All the big stories coming out of Saturday night's big night of fights are about the winners: Fedor Emelianenko showed once again that he's the best in the world, Jake Shields won the Strikeforce middleweight belt, Gegard Mousasi took another step toward elite status and Fabricio Werdum made his case that he should get Fedor next.

But I'd like to take a moment to praise the losers of the four fights.

If fans had any complaint heading into Saturday night's Strikeforce/M-1 Global CBS card, it was that the four televised fights were mismatches: Fedor, Shields and Mousasi were enormous betting favorites, and Werdum was a pretty solid favorite, too. But even though there were no upsets, I was impressed with the way the four losers handled themselves.

Antonio Silva: I loved the way Silva came out in the first round and took the fight to Werdum. He was obviously extremely concerned about Werdum's submission skills -- to the point that he probably missed a couple of opportunities to capitalize when he hurt Werdum with his powerful strikes -- but I'm glad to see Silva back fighting in the United States. I'd love to see Silva vs. Brett Rogers next year.

Rameau Thierry Sokoudjou: Sokoudjou really isn't in Mousasi's league as a fighter, but he came into this fight with exactly the right game plan, using his judo throws and fighting Mousasi very competitively in the first round. Mousasi is far and away the best light heavyweight fighting in Strikeforce, but Sokoudjou might be the second best, and I'll be excited about seeing whatever he does next.

Jason Mayhem Miller: Heading into this fight, Shields had finished eight straight opponents, usually needing just a few minutes to win, and the longest anyone had lasted with Shields in the last three years was Paul Daley, who got submitted in the second round. So for Miller to make it 25 minutes for Shields was an accomplishment in itself. But Miller didn't just survive, he actually won two rounds on my card and had Shields in a rear-naked choke before Shields was saved by the bell at the end of the third. Miller can fight.

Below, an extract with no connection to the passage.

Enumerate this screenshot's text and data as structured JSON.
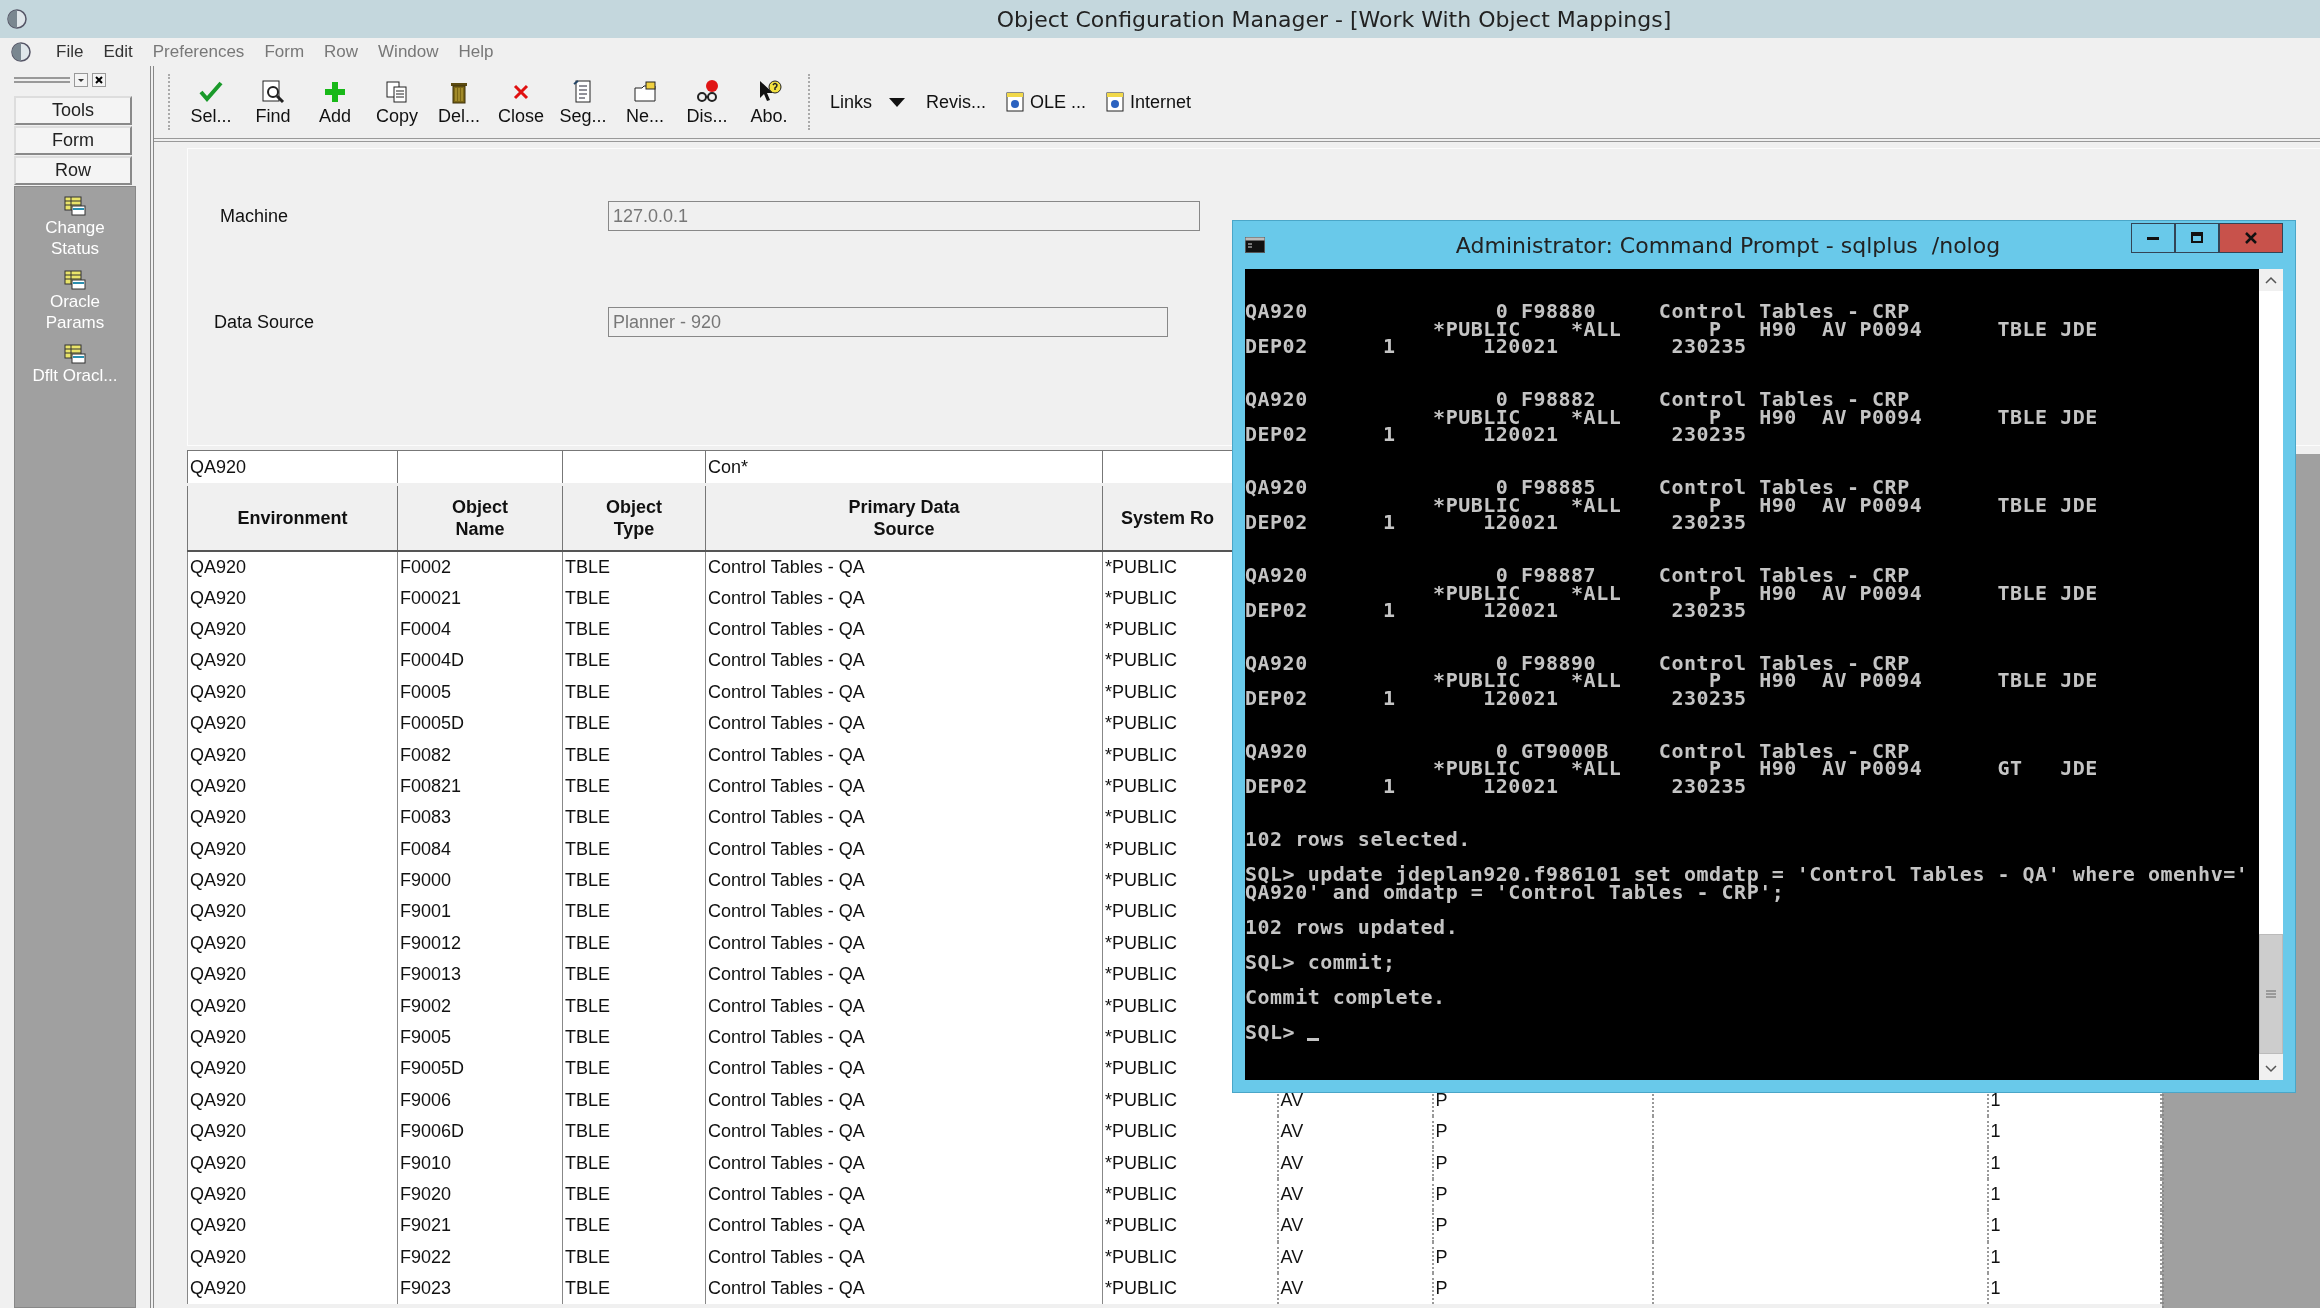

Brett Rogers: Rogers lasted 6 minutes, 48 seconds with Fedor, the longest anyone has gone against him since Mark Hunt in 2006. Rogers bloodied Fedor with a hard jab to the nose in the fight's opening seconds, and briefly had him in trouble on the ground. Rogers fought Fedor far more competitively than most observers thought he could, and was probably Fedor's toughest challenge since Mirko Cro Cop in 2005. Rogers put up a good fight on a night when none of the losers should hang their heads.